‘Friends and Associates Believe Supreme Court Justice Kennedy Is Seriously Considering Retirement’

Justice Kennedy is the court’s most moderate vote and, therefore, its swing vote.

 

At the risk of having the readers at our site call for my head, I suggest the President Trump put up a moderate nomination in Justice Kennedy’s vein so that we can assure a “Representative Constitutionally Driven Democracy.”

 

The President will have an opportunity to put in a stricter Constitutional Constructionist when Ruth Bader Ginsburg eventually passes on or out while on the bench. 🙂

Kennedy’s judicial philosophy is at the intersection of the liberal court and conservative court; however, although he occasionally sides with the more liberal justices in close cases he is considered to be a member of the more conservative wing of the Court. Justice Kennedy was nominated to the bench by President Ronald Reagan and took office on February 18, 1988.

 

As the current court’s swing vote, Justice Kennedy has decided many of the court’s most controversial cases.

Recently, Justice Kennedy provided the fifth vote in Florence v. Board of Chosen Freeholders of the County of Burlington where the majority held that jail strip searches before admission into the general prison population for a person convicted of a minor offense does not require reasonable suspicion.

 

 

He also provided the fifth vote in: District of Columbia v. Heller, which struck down DC’s ban on handguns, Citizens United v. FEC, which struck down portions of the McCain-Feingold Act that limited corporate funding of political broadcasts within 60 days of a general election or 30 days of a primary.

In Boumediene v. Bush, a ruling that permitted terrorism suspects at Guantanamo Bay to have a right to challenge their detentions in federal courts.

On the few occasions when Kennedy sides with the liberals on the court, he is assailed by conservatives.

Kennedy receives such attention only because he is the swing justice and is regarded as more responsible for outcomes in controversial cases than the other justices.

Justice Kennedy is not always the swing vote, however, and occasionally finds himself in the dissent even where the court largely divides along liberal and conservative lines (the recent Obamacare decision in National Federation of Independent Business v. Sebelius is an example).
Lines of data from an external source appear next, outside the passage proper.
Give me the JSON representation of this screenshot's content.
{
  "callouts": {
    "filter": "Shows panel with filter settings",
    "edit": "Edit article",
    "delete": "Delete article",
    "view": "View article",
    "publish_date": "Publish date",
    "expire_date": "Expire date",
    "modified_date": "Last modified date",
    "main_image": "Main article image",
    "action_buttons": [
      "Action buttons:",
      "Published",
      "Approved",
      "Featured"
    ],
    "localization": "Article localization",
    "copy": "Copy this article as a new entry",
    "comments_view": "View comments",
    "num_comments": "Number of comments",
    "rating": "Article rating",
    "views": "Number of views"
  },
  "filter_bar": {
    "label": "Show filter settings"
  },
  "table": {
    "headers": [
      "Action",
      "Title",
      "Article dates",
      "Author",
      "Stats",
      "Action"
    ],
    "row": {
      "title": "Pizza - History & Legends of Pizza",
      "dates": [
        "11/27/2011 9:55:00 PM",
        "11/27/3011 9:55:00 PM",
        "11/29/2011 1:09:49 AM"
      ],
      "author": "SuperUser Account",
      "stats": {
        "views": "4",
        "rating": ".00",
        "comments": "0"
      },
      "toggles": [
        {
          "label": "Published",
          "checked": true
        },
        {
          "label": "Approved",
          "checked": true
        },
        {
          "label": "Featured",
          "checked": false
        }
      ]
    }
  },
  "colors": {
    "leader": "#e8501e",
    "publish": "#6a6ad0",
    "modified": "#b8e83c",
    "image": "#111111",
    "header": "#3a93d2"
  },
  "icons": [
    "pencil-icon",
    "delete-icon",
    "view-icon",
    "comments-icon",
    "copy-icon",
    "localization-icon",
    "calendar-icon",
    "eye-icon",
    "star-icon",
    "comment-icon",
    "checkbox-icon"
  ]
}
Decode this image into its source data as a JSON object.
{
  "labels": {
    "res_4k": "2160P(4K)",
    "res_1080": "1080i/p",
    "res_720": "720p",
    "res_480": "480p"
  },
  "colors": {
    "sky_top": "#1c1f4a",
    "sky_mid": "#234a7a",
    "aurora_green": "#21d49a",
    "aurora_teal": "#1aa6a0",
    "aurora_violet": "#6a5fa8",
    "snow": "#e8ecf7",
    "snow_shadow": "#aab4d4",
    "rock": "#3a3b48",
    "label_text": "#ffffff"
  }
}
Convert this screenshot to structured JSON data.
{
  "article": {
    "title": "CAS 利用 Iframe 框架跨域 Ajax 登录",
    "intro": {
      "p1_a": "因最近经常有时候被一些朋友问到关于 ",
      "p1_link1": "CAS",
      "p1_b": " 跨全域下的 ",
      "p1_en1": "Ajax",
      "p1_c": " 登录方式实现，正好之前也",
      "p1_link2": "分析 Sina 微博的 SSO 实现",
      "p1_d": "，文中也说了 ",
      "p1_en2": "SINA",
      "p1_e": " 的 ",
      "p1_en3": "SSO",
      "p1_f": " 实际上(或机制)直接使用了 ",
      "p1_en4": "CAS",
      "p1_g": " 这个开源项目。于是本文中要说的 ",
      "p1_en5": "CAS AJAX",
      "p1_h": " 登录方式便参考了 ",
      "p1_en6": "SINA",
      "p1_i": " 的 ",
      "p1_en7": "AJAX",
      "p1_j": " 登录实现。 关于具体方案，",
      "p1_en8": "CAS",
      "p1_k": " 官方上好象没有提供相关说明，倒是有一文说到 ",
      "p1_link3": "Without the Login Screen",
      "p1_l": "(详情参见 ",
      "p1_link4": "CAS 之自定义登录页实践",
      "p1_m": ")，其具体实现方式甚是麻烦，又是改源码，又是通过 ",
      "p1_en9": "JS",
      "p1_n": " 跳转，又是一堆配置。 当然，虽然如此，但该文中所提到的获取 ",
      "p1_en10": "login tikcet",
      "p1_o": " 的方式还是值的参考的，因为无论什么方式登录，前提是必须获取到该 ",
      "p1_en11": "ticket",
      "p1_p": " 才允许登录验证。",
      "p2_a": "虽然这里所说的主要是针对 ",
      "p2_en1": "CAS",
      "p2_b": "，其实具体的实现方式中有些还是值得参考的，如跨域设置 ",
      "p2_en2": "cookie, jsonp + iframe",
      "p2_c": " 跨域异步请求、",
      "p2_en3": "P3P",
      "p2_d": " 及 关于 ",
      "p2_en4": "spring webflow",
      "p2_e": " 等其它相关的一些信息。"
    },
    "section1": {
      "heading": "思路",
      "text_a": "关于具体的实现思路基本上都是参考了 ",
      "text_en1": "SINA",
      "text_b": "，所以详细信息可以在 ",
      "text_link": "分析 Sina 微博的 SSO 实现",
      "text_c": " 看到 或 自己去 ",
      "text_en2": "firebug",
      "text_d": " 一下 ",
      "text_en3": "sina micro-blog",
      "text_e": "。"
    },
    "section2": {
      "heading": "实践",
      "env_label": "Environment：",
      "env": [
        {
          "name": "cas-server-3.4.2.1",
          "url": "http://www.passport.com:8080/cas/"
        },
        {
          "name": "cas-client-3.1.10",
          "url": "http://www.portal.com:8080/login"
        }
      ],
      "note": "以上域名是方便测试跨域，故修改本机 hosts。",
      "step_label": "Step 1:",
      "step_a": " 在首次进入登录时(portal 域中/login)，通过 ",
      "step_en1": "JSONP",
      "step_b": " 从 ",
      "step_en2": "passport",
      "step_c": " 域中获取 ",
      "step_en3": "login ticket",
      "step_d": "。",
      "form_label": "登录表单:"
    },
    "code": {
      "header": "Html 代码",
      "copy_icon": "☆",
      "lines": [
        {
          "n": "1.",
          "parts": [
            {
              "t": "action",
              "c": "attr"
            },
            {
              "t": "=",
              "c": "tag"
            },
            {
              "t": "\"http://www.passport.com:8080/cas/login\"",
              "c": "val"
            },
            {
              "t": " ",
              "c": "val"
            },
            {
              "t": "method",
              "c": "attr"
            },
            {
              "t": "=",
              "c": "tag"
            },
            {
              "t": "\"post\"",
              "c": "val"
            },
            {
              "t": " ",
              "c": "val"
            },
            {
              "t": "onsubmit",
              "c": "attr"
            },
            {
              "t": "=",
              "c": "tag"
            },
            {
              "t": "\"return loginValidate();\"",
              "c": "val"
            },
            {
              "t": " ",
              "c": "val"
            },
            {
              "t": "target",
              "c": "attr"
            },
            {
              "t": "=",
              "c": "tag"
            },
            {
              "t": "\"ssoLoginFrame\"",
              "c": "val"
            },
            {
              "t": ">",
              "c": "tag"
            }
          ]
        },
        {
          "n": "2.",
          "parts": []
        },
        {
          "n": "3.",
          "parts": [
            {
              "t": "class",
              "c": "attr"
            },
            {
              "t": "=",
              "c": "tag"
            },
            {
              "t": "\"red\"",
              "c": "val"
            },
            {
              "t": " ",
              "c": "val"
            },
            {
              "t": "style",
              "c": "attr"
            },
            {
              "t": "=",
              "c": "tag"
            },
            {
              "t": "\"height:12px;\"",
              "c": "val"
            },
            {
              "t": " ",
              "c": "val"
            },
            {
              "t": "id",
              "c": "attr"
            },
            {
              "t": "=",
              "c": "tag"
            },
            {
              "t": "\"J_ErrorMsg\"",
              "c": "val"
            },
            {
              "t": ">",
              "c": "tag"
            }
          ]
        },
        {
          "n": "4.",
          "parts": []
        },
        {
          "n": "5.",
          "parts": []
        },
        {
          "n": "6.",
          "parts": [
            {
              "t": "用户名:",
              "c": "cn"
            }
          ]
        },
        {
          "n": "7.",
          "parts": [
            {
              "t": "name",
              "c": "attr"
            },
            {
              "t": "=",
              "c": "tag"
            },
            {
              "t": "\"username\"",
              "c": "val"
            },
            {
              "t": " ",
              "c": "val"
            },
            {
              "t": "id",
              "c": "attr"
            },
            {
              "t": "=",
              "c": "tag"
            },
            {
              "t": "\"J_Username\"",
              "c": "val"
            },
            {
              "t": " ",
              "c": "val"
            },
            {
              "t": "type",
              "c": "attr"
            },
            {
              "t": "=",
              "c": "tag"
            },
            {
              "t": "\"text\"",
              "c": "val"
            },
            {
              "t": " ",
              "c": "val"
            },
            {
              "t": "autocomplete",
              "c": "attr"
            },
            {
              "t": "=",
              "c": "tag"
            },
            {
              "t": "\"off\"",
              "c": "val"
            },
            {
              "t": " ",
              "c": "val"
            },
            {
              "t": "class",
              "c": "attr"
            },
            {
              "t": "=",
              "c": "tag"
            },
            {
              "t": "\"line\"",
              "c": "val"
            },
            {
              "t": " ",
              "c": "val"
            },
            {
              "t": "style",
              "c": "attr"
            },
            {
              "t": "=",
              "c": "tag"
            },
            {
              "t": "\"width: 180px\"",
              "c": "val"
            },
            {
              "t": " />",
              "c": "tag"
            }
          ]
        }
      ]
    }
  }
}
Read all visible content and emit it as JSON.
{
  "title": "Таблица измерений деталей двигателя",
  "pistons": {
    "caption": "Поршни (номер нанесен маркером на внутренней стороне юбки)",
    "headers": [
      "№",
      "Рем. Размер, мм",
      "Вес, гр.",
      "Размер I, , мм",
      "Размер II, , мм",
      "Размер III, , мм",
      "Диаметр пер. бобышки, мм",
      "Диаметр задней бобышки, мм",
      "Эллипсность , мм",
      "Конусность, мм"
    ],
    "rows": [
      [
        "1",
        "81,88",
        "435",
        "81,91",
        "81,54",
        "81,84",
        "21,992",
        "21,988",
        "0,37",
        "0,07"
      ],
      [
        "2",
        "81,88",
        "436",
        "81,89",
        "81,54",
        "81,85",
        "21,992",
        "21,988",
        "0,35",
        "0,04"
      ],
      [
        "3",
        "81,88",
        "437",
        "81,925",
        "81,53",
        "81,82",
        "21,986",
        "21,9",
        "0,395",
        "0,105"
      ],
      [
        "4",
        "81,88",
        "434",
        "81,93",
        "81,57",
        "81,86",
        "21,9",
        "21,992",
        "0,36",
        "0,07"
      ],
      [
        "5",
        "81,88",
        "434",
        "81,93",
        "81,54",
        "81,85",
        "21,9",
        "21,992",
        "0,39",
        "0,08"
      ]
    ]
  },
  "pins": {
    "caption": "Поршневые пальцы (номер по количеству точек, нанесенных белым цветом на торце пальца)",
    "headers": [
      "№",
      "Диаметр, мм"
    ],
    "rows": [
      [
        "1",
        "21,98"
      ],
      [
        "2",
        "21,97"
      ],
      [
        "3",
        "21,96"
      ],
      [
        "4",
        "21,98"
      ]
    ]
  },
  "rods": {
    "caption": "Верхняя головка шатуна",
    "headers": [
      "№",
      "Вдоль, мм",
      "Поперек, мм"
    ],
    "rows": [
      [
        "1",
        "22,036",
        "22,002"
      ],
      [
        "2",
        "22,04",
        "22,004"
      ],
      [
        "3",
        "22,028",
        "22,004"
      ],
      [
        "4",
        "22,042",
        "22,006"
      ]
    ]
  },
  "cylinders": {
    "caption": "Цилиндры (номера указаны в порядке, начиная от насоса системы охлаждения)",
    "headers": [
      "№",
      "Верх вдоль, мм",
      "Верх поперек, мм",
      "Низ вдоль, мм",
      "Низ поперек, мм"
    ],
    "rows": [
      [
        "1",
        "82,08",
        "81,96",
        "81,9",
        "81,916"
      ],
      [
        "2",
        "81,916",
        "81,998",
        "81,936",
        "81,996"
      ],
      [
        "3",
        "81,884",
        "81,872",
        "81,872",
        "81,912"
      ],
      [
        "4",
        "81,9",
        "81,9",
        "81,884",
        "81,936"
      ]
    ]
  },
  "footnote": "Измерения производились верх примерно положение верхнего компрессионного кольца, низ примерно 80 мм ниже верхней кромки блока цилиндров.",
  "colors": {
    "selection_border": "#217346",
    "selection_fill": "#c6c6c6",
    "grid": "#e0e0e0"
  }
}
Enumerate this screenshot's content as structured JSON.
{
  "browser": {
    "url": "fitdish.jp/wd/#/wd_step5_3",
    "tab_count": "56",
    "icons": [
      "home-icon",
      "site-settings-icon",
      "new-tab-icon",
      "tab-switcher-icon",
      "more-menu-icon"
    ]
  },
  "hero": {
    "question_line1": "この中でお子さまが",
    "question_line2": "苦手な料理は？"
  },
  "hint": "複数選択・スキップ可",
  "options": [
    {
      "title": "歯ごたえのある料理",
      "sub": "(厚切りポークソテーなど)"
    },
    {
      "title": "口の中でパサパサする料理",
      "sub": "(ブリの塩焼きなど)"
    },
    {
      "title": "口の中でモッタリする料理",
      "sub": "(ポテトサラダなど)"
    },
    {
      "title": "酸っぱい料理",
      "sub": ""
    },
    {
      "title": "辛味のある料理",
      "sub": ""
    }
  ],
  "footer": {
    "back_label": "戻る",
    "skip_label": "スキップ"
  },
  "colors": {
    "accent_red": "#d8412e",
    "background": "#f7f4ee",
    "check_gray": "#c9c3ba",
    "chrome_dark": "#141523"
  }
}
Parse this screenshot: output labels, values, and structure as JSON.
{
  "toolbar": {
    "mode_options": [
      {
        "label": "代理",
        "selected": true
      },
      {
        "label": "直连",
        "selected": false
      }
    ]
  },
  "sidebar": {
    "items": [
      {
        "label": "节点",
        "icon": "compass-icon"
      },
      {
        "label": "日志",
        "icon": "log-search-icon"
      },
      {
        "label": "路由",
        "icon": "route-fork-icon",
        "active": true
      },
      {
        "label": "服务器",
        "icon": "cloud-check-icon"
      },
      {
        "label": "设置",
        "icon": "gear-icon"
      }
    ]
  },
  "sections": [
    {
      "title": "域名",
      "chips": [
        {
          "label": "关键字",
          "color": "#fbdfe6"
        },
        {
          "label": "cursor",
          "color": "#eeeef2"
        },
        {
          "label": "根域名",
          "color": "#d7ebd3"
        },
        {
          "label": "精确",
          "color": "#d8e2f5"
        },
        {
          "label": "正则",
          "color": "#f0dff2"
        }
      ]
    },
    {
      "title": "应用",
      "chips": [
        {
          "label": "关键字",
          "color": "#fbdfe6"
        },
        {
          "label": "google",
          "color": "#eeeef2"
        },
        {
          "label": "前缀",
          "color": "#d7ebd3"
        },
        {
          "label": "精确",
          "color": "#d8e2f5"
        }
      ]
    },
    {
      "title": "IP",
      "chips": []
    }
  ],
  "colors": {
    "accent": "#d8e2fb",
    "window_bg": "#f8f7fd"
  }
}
Supreme Court Justice Kenned carved his niche on the bench as a moderate and often the swing vote. (Source)

 

 

There can be little doubt that Obama packed the courts with leftists adjudicators, Sotomayor and Kagan, both who lied during their confirmation hearings.

The both said that the Heller Case, regarding the Second Amendment, were case-law and they would not vote against it.

When given the opportunity to review further gun law Sotomayor voted for the anti-Second Amendment cabal.  (Source)

Even worse for Sotomayor, she has gone on record as saying race and gender can be considered by the highest court in the land.

 

Surprisingly, at least to me, Justice Elana Kagan has voted rather consistently with a more conservative viewpoint. Source: Supreme Court Rulings)

 

THE NATIONAL REVIEW

By Jim Geraghty.

May 1, 2017

Justice Neil Gorsuch has been on the bench for less than a month and conservatives are already preparing for the next Supreme Court confirmation fight.
 
The only hitch: there’s no vacancy.
 
But that hasn’t stopped some Republicans, including President Donald Trump, from talking openly about a next seat and even possibly trying to woo 80-year-old Justice Anthony Kennedy into retirement.
See the entire article below.
 

 
 His deep interest, and leading role, in America’s constitutional democracy, weigh in the other.
 
The question appears not to be whether Kennedy will retire soon, but when, at the end of this June, or next?
 
Two weeks ago, Senate Judiciary Committee Chairman Chuck Grassley said he expected another resignation this summer.
 
“I have no way of knowing who it is, it’s just a very general rumor for the last six months around Washington, DC and I assume it’s somebody in their late seventies or early eighties,” Grassley told reporters.
 
Ready for the insane scenario?
 
Imagine Kennedy retires, and then during the process of replacing him, 84-year-old Ruth Bader Ginsburg runs into some sort of serious health issue.
 
With the filibuster nuked, the GOP Senate majority can confirm two more justices in the mold of Gorsuch.
 

That would be classic Donald Trump luck: one year or so into his term, he would have appointed one-third of the Supreme Court and already become one of the most consequential (and good for conservatives!) presidents of the modern era.